What investigators are saying is that somewhere between the Texas meat packing plant where the ground beef came from, the Mississippi warehouse it was stored, and the schools where it wound up, somebody tampered with the delivery. Cocaine turned up in boxes sent to Ellisville Elementary, and East Central Upper Elementary in Hurley.
Students at the security conscious East Central school didn't know that when they returned to school Monday morning, a cafeteria worker found 15 pounds of cocaine in a weekly food shipment.
Brad Stewart is an assistant superintendent for the Jackson County School District. "I guess the first thing that goes through your mind is to make sure that there isn't any way it's going to hurt your staff or your students," he said.
East Central's drug ordeal actually started last Wednesday, when a ground beef shipment arrived at the school. Two days later the state sent out a hold warning. It ordered cafeteria staff around the state to move its ground beef to an isolated location and not use it. A day later, word got out that a school in Ellisville had cocaine bricks in a ground beef delivery box. That was Saturday. On Monday, a cafeteria worker at East Central was thinking about the Ellisville incident when she remembered moving a ground beef box that didn't feel right to her. "So she went into the freezer, unlocked the freezer, and went in and took the tape off and found six bricks of cocaine," Stewart said.

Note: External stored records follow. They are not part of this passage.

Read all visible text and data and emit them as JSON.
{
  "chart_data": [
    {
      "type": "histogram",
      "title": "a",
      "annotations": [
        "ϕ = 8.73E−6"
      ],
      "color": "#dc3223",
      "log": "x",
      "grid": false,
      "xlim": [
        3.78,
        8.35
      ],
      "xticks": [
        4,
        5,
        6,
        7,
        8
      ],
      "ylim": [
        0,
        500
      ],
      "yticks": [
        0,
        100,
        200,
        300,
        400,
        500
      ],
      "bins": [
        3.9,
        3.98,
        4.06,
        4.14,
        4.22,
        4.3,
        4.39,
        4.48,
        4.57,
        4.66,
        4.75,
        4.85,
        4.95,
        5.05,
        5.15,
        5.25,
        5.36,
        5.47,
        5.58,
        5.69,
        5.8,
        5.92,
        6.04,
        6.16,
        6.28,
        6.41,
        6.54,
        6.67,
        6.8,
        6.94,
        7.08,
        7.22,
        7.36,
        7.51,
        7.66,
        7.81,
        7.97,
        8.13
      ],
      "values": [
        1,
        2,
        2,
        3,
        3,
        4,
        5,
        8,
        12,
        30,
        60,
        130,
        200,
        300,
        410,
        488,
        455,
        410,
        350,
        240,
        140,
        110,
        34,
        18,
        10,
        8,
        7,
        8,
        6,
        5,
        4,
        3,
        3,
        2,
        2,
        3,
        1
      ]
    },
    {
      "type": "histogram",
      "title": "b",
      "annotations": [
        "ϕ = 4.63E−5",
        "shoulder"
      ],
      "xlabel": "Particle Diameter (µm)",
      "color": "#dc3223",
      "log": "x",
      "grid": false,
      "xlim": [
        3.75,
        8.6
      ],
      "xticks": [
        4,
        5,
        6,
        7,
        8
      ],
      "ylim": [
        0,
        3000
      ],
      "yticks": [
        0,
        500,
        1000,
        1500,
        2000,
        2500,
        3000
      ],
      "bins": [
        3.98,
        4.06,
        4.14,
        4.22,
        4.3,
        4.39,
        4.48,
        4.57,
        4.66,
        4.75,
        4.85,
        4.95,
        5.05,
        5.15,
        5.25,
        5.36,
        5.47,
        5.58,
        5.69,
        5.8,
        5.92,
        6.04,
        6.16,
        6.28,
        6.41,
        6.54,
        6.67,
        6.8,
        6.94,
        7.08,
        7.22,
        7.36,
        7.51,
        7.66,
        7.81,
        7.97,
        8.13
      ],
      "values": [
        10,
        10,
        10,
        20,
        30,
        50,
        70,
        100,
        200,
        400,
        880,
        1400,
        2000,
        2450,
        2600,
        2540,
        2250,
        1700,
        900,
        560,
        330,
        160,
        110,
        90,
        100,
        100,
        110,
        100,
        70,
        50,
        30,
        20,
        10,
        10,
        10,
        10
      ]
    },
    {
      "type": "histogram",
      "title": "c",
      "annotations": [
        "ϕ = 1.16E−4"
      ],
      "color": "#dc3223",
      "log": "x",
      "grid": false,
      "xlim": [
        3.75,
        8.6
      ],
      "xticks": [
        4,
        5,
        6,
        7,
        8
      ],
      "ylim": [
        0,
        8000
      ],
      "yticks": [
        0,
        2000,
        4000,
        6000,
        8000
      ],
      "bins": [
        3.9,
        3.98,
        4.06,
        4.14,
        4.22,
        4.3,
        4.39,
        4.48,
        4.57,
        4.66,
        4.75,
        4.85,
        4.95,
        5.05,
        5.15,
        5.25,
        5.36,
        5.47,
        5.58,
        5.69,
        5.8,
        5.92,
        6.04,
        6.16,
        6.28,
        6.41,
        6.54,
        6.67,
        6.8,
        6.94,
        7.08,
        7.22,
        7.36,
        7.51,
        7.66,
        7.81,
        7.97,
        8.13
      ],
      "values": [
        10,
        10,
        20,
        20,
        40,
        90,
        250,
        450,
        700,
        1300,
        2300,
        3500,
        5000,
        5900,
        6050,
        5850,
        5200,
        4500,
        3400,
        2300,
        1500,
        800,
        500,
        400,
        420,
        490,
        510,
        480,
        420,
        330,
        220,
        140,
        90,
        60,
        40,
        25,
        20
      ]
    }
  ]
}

Within minutes, the cafeteria entrance had members of the Jackson County Sheriff's Department, the bureau of narcotics, and the DEA swarming around it. So did the school's loading and unloading dock. "I think this is an isolated situation where it got lost," the assistant superintendent said. "I'm very thankful for a prepared staff, an alert state department, and people that took care of the situation, because our children never were in danger."
Narcotics experts say the cocaine found at East Central Upper Elementary was worth at least $100,000.